Currently Councils just have to zone for immediate use three years of growth, and can choose low growth scenarios. By requiring them to zone for 30 years of high growth will mean a significant amount of new land made available.

The removing of the ability to set minimum sizes and balcony requirements will also make a real difference – some have said reduce apartment costs by $70,000 or so just for the balcony. Of course many developers will choose to still have balconies, but they can follow where the market demand is.
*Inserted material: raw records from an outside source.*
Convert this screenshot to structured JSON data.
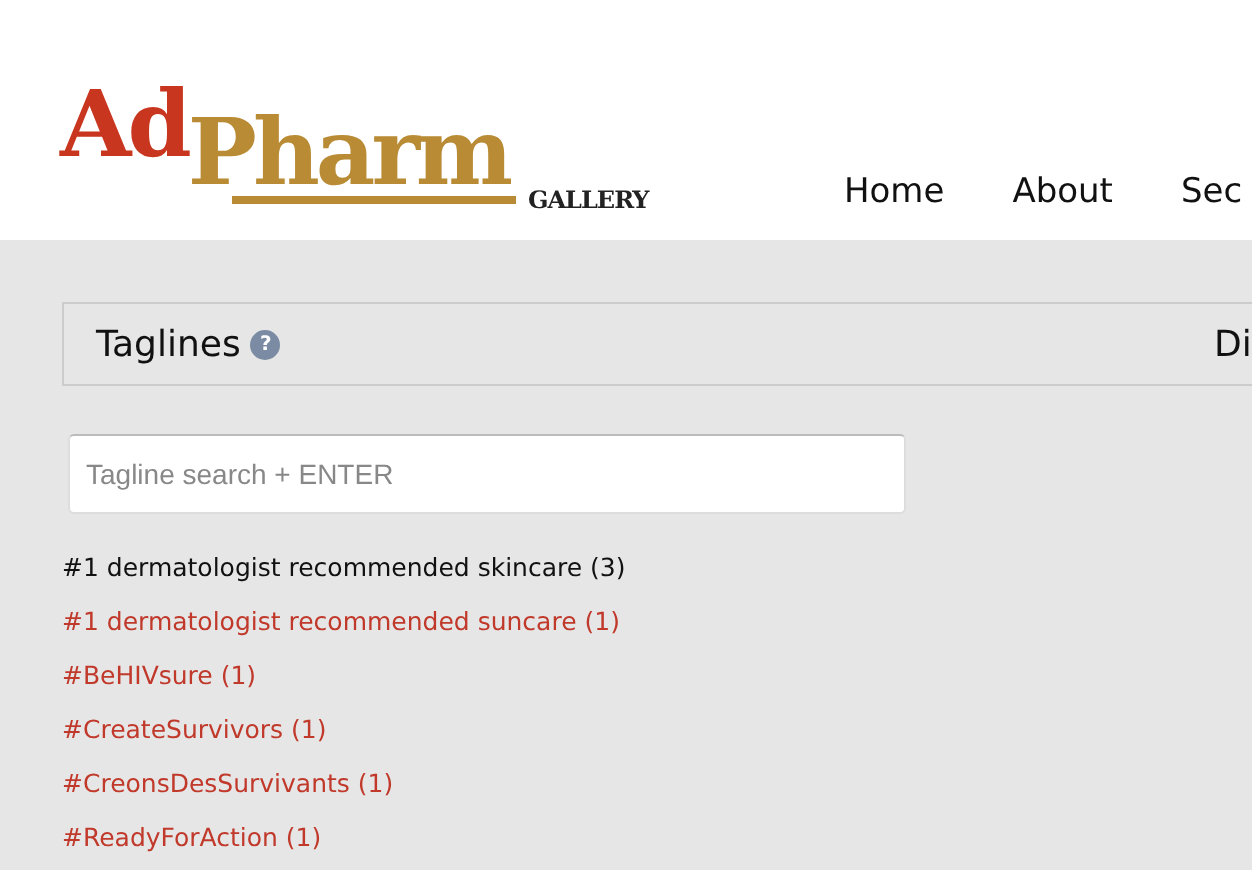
{
  "logo": {
    "part_1": "Ad",
    "part_2": "Pharm",
    "subtitle": "GALLERY"
  },
  "nav": [
    {
      "label": "Home"
    },
    {
      "label": "About"
    },
    {
      "label": "Sec"
    }
  ],
  "panel": {
    "title": "Taglines",
    "help": "?",
    "column_2": "Di"
  },
  "search": {
    "placeholder": "Tagline search + ENTER"
  },
  "taglines": [
    {
      "label": "#1 dermatologist recommended skincare (3)",
      "hovered": true
    },
    {
      "label": "#1 dermatologist recommended suncare (1)",
      "hovered": false
    },
    {
      "label": "#BeHIVsure (1)",
      "hovered": false
    },
    {
      "label": "#CreateSurvivors (1)",
      "hovered": false
    },
    {
      "label": "#CreonsDesSurvivants (1)",
      "hovered": false
    },
    {
      "label": "#ReadyForAction (1)",
      "hovered": false
    }
  ]
}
David Farrar runs Curia Market Research, a specialist opinion polling and research agency, and the popular Kiwiblog where this article was sourced. He previously worked in the Parliament for eight years, serving two National Party Prime Ministers and three Opposition Leaders.

1 comment:

Robert Arthur said...

Councils such as Auckland invested vast millions in a very carefully thought and consulted Plan. Many citizens devoted hours of time. All in vain. Allowing 1960s type sprawl in this age of CO2 reduction is madness. Anyone desiring a nice family home will be forced away from bus and rail routes which will become corridors through Soviet style blocks. Overseas many of these have been dynamited. Quality vegetable growing land in NZ is limited and much is gone already (all Hutt Valley, much of Pukekohe. It may not fit capitalism but there is a stromg case for govt acquision of peripheral land and/or control of allocation and price, although I supose impossible to oprate without corruption.